How does Vancouver configure into your songs…what effect has the city had on you and your music?
People ask us that a lot, I'm not sure if it has an obvious effect…it's hard to tell, I haven't lived anywhere else. There are parallels; it's a rainy city…if I grew up in California, could I write the same songs? I really don't know.
Your sound gets defined over and over in the press-New Wave, eighties, minimal, brooding…how would you describe your sound?
Originally we had no idea what sound we were going for. It's hard, how do you explain sound anyway? But the audience needs a reference point so I understand why writers need to define it; I'd do it too. I just don't like putting ideas in people's heads. As far as being minimal music, I just hope it's not boring. That's the fine line. Minimal can be another word for boring.
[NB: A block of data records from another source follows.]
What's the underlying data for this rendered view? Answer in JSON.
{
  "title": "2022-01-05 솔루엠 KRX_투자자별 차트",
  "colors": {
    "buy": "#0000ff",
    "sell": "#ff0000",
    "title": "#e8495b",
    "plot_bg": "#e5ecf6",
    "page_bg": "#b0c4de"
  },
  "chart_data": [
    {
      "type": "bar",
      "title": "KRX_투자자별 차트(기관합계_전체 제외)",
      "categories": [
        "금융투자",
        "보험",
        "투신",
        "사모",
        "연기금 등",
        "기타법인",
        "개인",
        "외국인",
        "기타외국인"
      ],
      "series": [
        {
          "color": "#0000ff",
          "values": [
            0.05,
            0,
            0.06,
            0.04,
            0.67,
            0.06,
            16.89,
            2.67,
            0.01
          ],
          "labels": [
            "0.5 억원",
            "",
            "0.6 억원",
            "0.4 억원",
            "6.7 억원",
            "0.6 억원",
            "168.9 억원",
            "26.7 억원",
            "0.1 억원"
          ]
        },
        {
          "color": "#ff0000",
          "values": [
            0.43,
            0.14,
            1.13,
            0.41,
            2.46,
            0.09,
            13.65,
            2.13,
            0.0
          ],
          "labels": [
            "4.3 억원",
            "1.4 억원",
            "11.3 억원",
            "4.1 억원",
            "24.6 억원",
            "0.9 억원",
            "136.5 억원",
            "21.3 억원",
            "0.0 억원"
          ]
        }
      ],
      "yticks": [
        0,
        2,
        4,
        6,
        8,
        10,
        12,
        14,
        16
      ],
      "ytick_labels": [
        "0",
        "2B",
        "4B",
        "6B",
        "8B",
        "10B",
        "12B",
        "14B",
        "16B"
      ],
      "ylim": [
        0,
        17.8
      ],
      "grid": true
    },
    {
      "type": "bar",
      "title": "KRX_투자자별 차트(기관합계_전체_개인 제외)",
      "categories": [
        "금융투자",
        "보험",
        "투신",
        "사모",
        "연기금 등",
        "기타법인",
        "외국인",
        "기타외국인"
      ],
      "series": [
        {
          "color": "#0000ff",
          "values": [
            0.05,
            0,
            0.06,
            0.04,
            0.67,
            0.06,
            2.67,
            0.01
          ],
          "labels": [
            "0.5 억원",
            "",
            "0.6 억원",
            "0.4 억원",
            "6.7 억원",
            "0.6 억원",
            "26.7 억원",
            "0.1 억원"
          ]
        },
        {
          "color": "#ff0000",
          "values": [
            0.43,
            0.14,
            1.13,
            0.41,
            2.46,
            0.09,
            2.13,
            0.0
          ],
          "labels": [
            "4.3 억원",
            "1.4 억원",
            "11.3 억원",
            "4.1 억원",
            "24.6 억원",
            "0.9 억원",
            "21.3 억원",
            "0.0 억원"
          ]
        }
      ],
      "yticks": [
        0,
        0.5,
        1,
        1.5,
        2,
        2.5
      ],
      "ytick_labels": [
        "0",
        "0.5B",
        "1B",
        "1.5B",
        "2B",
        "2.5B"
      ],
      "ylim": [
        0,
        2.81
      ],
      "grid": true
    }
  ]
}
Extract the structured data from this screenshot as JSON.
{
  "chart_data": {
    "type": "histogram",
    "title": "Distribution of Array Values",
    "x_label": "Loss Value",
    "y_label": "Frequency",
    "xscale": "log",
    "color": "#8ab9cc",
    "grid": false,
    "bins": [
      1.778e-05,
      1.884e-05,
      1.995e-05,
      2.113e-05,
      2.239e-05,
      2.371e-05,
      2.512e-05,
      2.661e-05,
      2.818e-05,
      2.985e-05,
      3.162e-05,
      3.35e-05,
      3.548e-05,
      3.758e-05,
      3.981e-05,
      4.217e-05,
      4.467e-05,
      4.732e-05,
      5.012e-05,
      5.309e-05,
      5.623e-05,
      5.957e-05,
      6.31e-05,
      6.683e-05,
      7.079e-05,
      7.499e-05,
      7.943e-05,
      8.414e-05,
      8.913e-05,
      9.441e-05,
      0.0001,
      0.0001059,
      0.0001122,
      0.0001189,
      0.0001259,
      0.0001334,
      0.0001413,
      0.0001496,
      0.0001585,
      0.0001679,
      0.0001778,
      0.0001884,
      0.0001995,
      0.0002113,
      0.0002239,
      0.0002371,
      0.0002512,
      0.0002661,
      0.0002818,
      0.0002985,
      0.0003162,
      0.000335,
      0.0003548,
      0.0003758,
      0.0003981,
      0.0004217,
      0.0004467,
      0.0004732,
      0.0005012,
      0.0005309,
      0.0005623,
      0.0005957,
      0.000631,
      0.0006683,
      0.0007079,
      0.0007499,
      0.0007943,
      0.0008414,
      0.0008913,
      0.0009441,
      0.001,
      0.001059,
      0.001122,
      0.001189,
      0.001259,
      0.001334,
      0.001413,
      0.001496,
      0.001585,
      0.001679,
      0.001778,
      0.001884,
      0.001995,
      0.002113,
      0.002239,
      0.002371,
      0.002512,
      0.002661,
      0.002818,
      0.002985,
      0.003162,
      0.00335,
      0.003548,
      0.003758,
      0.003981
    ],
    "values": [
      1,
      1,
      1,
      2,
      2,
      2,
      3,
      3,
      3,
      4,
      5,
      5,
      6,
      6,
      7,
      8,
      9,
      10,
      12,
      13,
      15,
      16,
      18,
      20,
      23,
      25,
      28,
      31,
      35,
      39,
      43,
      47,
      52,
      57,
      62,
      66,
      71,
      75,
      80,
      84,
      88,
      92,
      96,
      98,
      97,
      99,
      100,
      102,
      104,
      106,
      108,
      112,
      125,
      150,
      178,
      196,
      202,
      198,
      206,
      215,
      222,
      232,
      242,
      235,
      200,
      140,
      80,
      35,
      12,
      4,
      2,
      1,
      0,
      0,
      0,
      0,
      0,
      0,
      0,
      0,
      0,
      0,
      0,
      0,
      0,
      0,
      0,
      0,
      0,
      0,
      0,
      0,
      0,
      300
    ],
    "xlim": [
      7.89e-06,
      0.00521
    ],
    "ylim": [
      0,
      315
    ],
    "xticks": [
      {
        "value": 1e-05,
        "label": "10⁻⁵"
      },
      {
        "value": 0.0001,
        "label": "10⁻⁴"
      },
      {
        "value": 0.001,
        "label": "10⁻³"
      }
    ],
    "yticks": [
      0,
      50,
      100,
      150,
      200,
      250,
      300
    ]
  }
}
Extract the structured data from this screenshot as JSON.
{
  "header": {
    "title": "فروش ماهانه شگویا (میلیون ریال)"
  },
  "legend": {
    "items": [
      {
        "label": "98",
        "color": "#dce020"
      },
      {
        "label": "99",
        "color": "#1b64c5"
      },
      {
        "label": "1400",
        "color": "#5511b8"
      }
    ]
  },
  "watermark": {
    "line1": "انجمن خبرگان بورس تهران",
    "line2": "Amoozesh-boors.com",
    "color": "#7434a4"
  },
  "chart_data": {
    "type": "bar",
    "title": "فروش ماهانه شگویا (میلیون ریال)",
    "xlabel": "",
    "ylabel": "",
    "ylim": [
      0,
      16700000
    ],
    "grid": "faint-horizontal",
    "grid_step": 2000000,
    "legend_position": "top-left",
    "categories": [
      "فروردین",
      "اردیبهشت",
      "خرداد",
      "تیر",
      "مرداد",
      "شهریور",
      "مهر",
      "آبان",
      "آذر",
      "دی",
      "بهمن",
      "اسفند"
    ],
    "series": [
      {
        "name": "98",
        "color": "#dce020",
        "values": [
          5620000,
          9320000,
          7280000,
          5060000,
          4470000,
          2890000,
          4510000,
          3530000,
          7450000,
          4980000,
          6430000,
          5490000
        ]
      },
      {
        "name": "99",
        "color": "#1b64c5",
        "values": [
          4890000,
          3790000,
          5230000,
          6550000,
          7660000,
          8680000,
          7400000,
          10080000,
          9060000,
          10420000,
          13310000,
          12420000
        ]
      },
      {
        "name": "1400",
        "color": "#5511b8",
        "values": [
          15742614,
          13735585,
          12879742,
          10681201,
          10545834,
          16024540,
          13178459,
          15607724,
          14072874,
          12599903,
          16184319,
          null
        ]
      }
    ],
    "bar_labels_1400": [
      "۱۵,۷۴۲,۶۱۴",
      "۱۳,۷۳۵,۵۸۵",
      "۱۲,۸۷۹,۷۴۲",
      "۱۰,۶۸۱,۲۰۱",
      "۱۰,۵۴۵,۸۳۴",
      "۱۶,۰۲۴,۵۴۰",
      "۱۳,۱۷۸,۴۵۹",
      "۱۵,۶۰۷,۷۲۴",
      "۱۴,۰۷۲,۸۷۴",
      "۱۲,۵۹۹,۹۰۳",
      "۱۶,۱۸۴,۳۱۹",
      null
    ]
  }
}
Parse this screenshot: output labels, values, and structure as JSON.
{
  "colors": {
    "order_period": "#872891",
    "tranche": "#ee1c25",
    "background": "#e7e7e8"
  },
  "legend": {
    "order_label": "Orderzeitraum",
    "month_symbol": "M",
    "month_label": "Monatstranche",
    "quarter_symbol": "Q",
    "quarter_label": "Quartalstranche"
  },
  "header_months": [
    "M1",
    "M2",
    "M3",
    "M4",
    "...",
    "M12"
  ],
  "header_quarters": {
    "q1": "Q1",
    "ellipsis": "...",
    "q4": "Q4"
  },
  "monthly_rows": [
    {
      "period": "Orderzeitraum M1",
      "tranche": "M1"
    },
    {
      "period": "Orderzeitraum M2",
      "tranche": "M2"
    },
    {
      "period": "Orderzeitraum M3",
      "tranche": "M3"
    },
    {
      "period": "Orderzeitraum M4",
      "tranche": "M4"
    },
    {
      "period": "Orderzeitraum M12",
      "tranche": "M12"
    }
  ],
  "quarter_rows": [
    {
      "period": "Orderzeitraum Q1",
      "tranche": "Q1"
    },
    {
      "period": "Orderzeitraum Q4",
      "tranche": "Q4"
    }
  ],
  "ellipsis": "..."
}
How have things changed since Sinking Hearts?
Everyone's become better players. And we've gone from our early twenties to mid-twenties. But nothing's changed drastically. We're quite a bit more comfortable, but we know we have a long way to go; our next album could sound completely different than now.
How do you guys all get along with each other?
We get along well, there's lots of bickering, always about the stupid things, like 'where did you put my sunflower seeds'?….I think every band experiences that. I mean there's 5 girls….honestly though, we have so much fun. We are always up for a party, always laughing hysterically, it's just the small stuff we bicker about.
What are your plans for the next while?
We have the rest of Canadian tour, then more song writing, then it's up in the air. It depends on interest from international labels. There are only so many times you can tour Canada. There's a good chance that in the Fall things will be happening.